От этой мысли Сигизмунду аж дурно стало. Экспе'имент, това'ищи, удался!
Открывал гараж с опаской. Запах оставался, хотя никаких других признаков вандальского взвода не наблюдалось. Ладно, подождут. Надо бы хоть пару часов поспать.
Сигизмунд вошел в квартиру. Там застоялся чужой тяжелый дух. Кобель пребывал в крайнем возбуждении. С точки зрения пса, гости источали на редкость соблазнительные запахи. Вообще, у кобеля имелась масса новых впечатлений, и он рвался поделиться ими с хозяином.
Сигизмунд отпихнул пса, выбросил из головы все мысли и направился в комнату. Лег, накрылся с головой одеялом и мгновенно заснул.
Глава одиннадцатая
Сигизмунд решил так: пусть гараж от вони хоть треснет, но не полезет он, Сигизмунд, больше ни в какой Анахрон. И потому провел день в относительной идиллии с Вамбой и Вавилой.
Посмотрели по ого фильм «Конан-варвар». Вандалы сперва хмурились, вникали, потом, вникнув, оглушительно ржали. Охотно пугались чудовищ. Фильм им очень понравился. Особенно эпизод, когда Конан ударил кулаком верблюда, и верблюд упал. По просьбе благодарных зрителей Сигизмунд прокрутил эпизод восемь раз.
Ну, что еще? Посмотрели «Конана» вторично. Вамба упросил.
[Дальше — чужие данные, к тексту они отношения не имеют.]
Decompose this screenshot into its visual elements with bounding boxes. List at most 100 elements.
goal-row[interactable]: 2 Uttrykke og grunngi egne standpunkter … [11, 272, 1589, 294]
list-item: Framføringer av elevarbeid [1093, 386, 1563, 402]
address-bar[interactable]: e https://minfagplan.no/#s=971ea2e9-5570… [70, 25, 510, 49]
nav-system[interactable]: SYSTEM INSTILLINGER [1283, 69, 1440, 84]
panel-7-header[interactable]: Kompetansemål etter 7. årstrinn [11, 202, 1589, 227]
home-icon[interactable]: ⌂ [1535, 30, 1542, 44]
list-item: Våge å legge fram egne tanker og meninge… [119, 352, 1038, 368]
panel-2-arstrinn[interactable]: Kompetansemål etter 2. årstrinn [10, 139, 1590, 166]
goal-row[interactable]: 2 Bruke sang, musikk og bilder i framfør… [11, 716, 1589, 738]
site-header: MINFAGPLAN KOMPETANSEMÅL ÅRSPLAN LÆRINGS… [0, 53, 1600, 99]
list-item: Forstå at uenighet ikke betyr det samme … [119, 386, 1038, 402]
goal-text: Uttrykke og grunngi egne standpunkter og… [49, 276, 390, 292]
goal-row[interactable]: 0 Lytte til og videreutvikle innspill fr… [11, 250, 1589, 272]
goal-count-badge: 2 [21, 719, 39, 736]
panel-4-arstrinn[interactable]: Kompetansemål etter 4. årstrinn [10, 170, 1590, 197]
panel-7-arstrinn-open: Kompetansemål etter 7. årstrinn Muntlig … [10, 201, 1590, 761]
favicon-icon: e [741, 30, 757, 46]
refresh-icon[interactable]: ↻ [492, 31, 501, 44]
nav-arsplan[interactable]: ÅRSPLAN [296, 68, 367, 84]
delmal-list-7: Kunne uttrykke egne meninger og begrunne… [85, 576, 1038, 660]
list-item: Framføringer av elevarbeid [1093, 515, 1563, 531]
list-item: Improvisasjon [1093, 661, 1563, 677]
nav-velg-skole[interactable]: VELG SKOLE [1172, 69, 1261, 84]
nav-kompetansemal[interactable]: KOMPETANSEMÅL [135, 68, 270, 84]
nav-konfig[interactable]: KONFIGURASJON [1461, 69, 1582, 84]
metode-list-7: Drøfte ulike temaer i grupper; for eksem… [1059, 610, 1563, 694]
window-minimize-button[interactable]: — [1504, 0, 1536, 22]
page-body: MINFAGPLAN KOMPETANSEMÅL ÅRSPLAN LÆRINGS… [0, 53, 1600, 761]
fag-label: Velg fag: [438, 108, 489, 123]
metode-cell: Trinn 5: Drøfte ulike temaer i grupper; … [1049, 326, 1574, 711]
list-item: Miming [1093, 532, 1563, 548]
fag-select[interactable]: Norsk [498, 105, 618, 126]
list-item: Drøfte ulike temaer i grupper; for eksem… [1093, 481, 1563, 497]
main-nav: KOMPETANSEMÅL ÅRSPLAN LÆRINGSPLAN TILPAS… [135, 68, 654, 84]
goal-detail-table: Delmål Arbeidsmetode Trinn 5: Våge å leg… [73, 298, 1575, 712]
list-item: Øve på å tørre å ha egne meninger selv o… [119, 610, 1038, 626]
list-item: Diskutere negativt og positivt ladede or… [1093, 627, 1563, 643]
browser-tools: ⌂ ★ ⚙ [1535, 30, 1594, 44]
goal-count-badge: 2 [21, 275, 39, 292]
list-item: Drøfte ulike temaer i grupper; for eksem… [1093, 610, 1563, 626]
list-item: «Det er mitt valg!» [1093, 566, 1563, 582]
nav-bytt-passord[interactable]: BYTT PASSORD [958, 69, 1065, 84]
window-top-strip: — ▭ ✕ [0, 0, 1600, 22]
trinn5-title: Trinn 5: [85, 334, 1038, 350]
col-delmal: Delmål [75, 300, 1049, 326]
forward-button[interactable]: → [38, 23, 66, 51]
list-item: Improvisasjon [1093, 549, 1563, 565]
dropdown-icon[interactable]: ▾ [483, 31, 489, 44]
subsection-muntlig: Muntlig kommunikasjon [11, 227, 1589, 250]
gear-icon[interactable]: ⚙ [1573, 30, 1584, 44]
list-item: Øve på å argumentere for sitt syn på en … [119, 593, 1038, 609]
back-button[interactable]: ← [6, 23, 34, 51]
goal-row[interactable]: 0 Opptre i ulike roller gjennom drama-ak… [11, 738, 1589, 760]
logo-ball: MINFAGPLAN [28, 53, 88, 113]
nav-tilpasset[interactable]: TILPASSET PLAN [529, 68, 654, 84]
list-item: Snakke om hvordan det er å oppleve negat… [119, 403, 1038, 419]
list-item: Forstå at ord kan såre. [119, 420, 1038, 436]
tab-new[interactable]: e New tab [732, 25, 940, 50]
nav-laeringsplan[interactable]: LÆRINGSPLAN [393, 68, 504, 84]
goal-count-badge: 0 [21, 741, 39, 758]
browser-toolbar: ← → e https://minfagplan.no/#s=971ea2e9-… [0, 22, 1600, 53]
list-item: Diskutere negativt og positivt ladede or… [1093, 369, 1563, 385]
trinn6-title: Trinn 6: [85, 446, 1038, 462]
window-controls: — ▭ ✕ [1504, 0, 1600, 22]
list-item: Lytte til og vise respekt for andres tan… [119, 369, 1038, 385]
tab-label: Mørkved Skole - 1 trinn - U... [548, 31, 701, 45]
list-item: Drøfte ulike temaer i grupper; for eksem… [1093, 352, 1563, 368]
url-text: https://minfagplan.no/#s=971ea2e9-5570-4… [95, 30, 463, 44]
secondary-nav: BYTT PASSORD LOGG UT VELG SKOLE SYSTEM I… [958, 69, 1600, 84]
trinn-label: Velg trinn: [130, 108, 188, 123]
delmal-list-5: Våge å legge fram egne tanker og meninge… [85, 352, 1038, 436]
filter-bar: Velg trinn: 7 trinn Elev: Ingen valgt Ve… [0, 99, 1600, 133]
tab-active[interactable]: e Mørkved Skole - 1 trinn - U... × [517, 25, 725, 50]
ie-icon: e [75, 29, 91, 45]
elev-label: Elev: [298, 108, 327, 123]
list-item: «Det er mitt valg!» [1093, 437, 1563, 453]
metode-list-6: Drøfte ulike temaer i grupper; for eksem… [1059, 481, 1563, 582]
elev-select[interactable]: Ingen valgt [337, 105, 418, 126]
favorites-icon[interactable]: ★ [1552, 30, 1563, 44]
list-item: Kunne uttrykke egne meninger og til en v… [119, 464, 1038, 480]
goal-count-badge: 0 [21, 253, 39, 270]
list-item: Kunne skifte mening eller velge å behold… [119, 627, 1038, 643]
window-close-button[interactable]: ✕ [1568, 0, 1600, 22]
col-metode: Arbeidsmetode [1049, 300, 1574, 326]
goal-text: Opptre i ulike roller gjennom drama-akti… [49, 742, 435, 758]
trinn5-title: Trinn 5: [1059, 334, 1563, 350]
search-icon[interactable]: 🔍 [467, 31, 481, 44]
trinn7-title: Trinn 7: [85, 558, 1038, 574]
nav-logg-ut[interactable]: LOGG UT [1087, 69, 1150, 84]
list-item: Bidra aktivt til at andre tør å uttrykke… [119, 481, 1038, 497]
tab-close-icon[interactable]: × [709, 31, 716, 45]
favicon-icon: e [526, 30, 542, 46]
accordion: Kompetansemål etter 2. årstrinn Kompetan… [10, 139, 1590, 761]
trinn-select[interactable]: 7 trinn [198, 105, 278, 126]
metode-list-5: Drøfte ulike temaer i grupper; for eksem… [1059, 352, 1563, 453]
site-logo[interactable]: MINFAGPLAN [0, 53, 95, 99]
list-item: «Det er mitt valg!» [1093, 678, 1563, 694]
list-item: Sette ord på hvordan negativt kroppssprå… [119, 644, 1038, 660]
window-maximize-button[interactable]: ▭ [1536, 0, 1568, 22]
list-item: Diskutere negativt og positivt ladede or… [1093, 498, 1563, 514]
Мол, вникнуть ему нужно во всех продробностях. У себя в селе рассказать. Лиутара, сына Эрзариха, подивить.
Лиутар — это их военный вождь.
Вавила вторично «Конана» не смотрел — он в это время спал. Проснувшись же, предложил Сигизмунду сыграть в кости. Сигизмунд в кости играть не умел, но вандалы быстро его обучили. Правила оказались нехитрые.
Сигизмунд сперва злился. Время бездарно проводить не любил. Но потом неожиданно втянулся — больно уж азартной оказалась игра. Проиграл шесть пуговиц с дедовского мундира. Потом отыгрался. Выиграл у Вавилы «пацифик». Кстати, оказалось — не пацифик, а одна воинская руна.
Во время игры вандалы страшно переживали, как дети, от неудач чуть не плакали, зато при выигрыше бурно ликовали.
Потом Сигизмунд опять проигрался в пух и прах. Играли в этот раз не на вещь — Вавила настоял, чтобы играть на прогулку в гизарнис карахо.
Сигизмунд полностью вошел в роль. Орал, возмущался, хватал Вавилу за грудки, требовал независимой экспертизы игральных костей, угрожал арбитражным судом. Вавила неприкрыто злорадствовал.
Но делать нечего: игорный долг — долг чести. Раба Дидиса дома оставили — и на том спасибо.
Вышли. Был уже вечер. Где-то в синих сумерках медовым голосом кликала своего пуделька соседка, Софья Петровна. Хорошо еще, что вандалов в национальном костюме не наблюдала. Все-таки стемнело.
В гараже стояла нестерпимая вонь. Вандалы сунулись, носами потянули. Вамба осведомился: отчего, мол, друг Сигисмундс, у тебя тут такой запах? Не от карахо ли воняет? Не сдохла ли карахо? Проверить бы надобно. Чем ты ее вчера кормил? У нас в селе был один человек, именем Гундерих, у него лошадь в сене мышиное гнездо съела и подохла. А дело было жарким днем, и вот наутро приходит Гундерих к своей лошади, а она…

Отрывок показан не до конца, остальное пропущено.